Era muy poco, pero era una energía fría y silenciosa, como el fondo de un lago en pleno invierno.
Hoo-.
Su aliento exhalado estaba mezclado con calor.
Él había dicho que era el qi turbio que abandonaba su cuerpo.
Realmente sintió que su cuerpo se volvía más ligero.
‘Así que esto es lo que llaman energía interna’.
Para ella, las artes marciales eran algo que ni siquiera podía soñar, así que acumular energía interna tan repentinamente se sentía como un sueño.
‘Kim Rae-won…’
Él era su benefactor.
Recordó el día en que lo conoció.
-Por favor, cualquiera, ayúdenme, ayúdennos. Si tan solo nos salvan, si tan solo nos salvan… Les daré todo de mí. Mi vida, mi alma, cualquier cosa.
Y así, ocurrió un milagro.
El milagro llamado Kim Rae-won…
Sometió la Fortaleza de la Flor de Ciruelo con una fuerza abrumadora y la liberó.
Y eso no fue todo.
Le devolvió una vida como ser humano.
Hizo que pudiera quedarse cómodamente en esta posada, y ahora incluso le estaba enseñando artes marciales.

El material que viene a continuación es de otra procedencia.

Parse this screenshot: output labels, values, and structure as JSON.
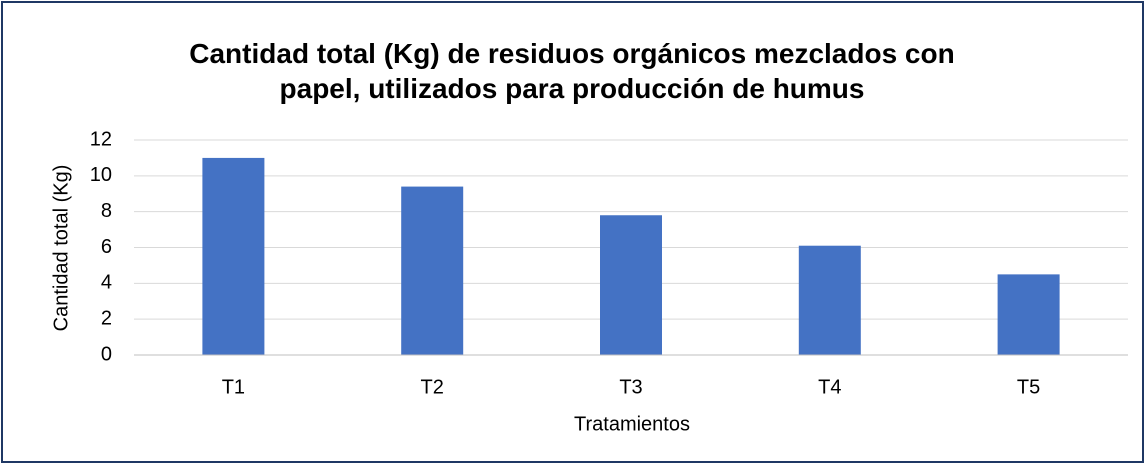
{
  "chart_data": {
    "type": "bar",
    "title": "Cantidad total (Kg) de residuos orgánicos mezclados con papel, utilizados para producción de humus",
    "x_label": "Tratamientos",
    "y_label": "Cantidad total (Kg)",
    "categories": [
      "T1",
      "T2",
      "T3",
      "T4",
      "T5"
    ],
    "values": [
      11,
      9.4,
      7.8,
      6.1,
      4.5
    ],
    "color": "#4472c4",
    "ylim": [
      0,
      12
    ],
    "yticks": [
      0,
      2,
      4,
      6,
      8,
      10,
      12
    ],
    "grid": true
  }
}
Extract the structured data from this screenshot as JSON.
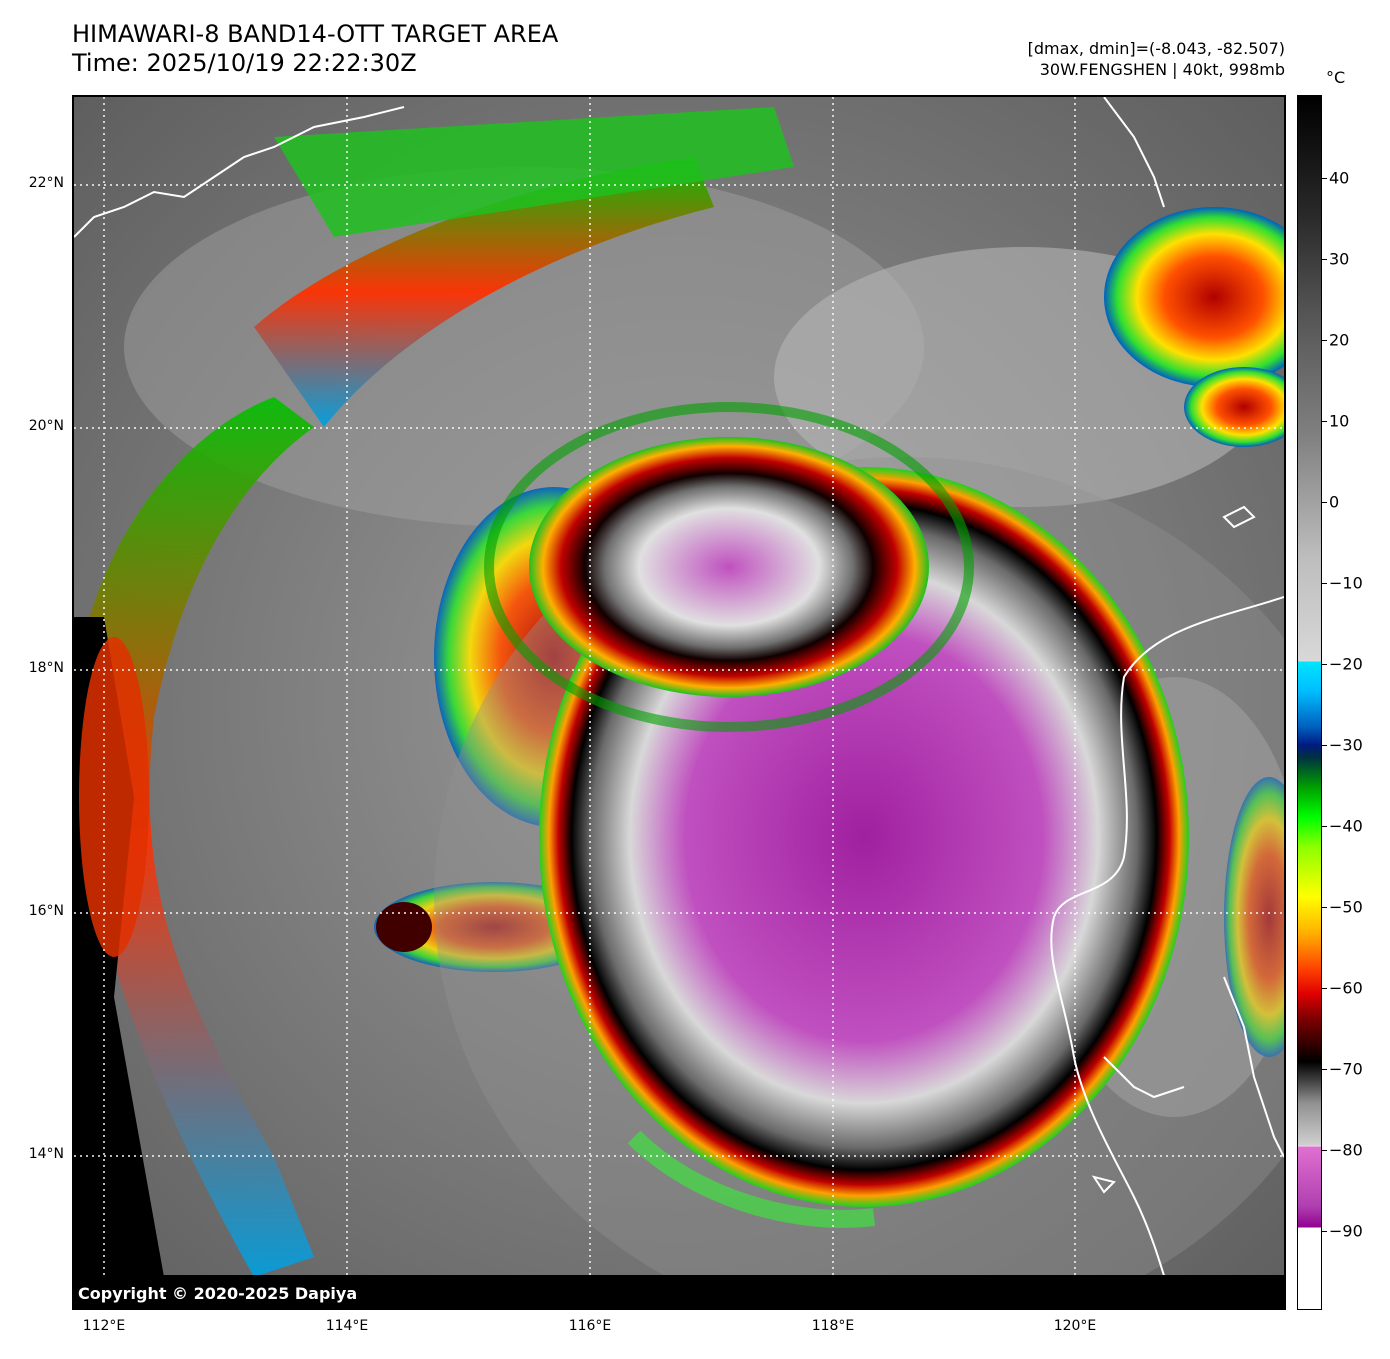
{
  "header": {
    "title": "HIMAWARI-8 BAND14-OTT TARGET AREA",
    "time": "Time: 2025/10/19 22:22:30Z",
    "range_text": "[dmax, dmin]=(-8.043, -82.507)",
    "storm_text": "30W.FENGSHEN | 40kt, 998mb"
  },
  "map": {
    "lat_labels": [
      "22°N",
      "20°N",
      "18°N",
      "16°N",
      "14°N"
    ],
    "lon_labels": [
      "112°E",
      "114°E",
      "116°E",
      "118°E",
      "120°E"
    ],
    "copyright": "Copyright © 2020-2025 Dapiya"
  },
  "colorbar": {
    "unit": "°C",
    "ticks": [
      "40",
      "30",
      "20",
      "10",
      "0",
      "−10",
      "−20",
      "−30",
      "−40",
      "−50",
      "−60",
      "−70",
      "−80",
      "−90"
    ]
  }
}
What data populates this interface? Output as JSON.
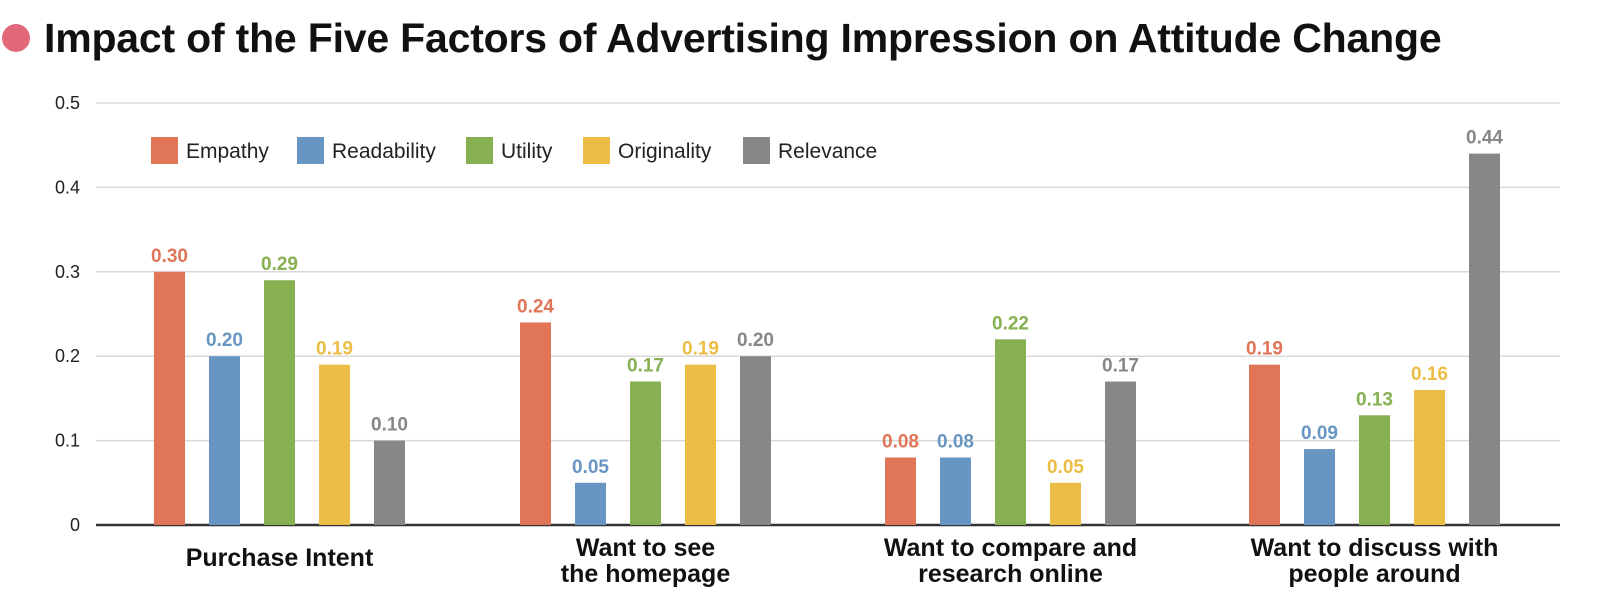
{
  "title": "Impact of the Five Factors of Advertising Impression on Attitude Change",
  "colors": {
    "title_dot": "#e2697a",
    "Empathy": "#e07558",
    "Readability": "#6896c2",
    "Utility": "#86b051",
    "Originality": "#ebbd44",
    "Relevance": "#878787",
    "grid": "#d9d9d9",
    "axis": "#333333"
  },
  "chart_data": {
    "type": "bar",
    "title": "Impact of the Five Factors of Advertising Impression on Attitude Change",
    "xlabel": "",
    "ylabel": "",
    "ylim": [
      0,
      0.5
    ],
    "yticks": [
      "0",
      "0.1",
      "0.2",
      "0.3",
      "0.4",
      "0.5"
    ],
    "grid": true,
    "legend_position": "top-left",
    "categories": [
      [
        "Purchase Intent"
      ],
      [
        "Want to see",
        "the homepage"
      ],
      [
        "Want to compare and",
        "research online"
      ],
      [
        "Want to discuss with",
        "people around"
      ]
    ],
    "series": [
      {
        "name": "Empathy",
        "values": [
          0.3,
          0.24,
          0.08,
          0.19
        ],
        "labels": [
          "0.30",
          "0.24",
          "0.08",
          "0.19"
        ]
      },
      {
        "name": "Readability",
        "values": [
          0.2,
          0.05,
          0.08,
          0.09
        ],
        "labels": [
          "0.20",
          "0.05",
          "0.08",
          "0.09"
        ]
      },
      {
        "name": "Utility",
        "values": [
          0.29,
          0.17,
          0.22,
          0.13
        ],
        "labels": [
          "0.29",
          "0.17",
          "0.22",
          "0.13"
        ]
      },
      {
        "name": "Originality",
        "values": [
          0.19,
          0.19,
          0.05,
          0.16
        ],
        "labels": [
          "0.19",
          "0.19",
          "0.05",
          "0.16"
        ]
      },
      {
        "name": "Relevance",
        "values": [
          0.1,
          0.2,
          0.17,
          0.44
        ],
        "labels": [
          "0.10",
          "0.20",
          "0.17",
          "0.44"
        ]
      }
    ]
  }
}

Es más, el Arte Frío del Yin de Nieve Gemela era al menos un arte marcial de primera clase.
‘No, no es eso.’
Debe ser al menos un arte marcial avanzado.
¿No dicen que después de tres años en una escuela de pueblo, hasta un perro puede recitar poesía? Ella podía sentirlo.
Aunque solo lo había memorizado y difundido una vez, podía saberlo.
Esto era comparable a las artes secretas de una gran secta.
Jeon Rahwa apretó los puños con fuerza.
‘Debo convertirme en una fuente de fuerza para él también.’
Él era fuerte.
Ayer, él solo aniquiló a la Banda del Dios de Hierro; no estaba del todo segura, pero probablemente era cierto.
Tal vez…
-Entonces está decidido. Tu rencor es mi rencor. Desde el momento en que me hablaste por primera vez.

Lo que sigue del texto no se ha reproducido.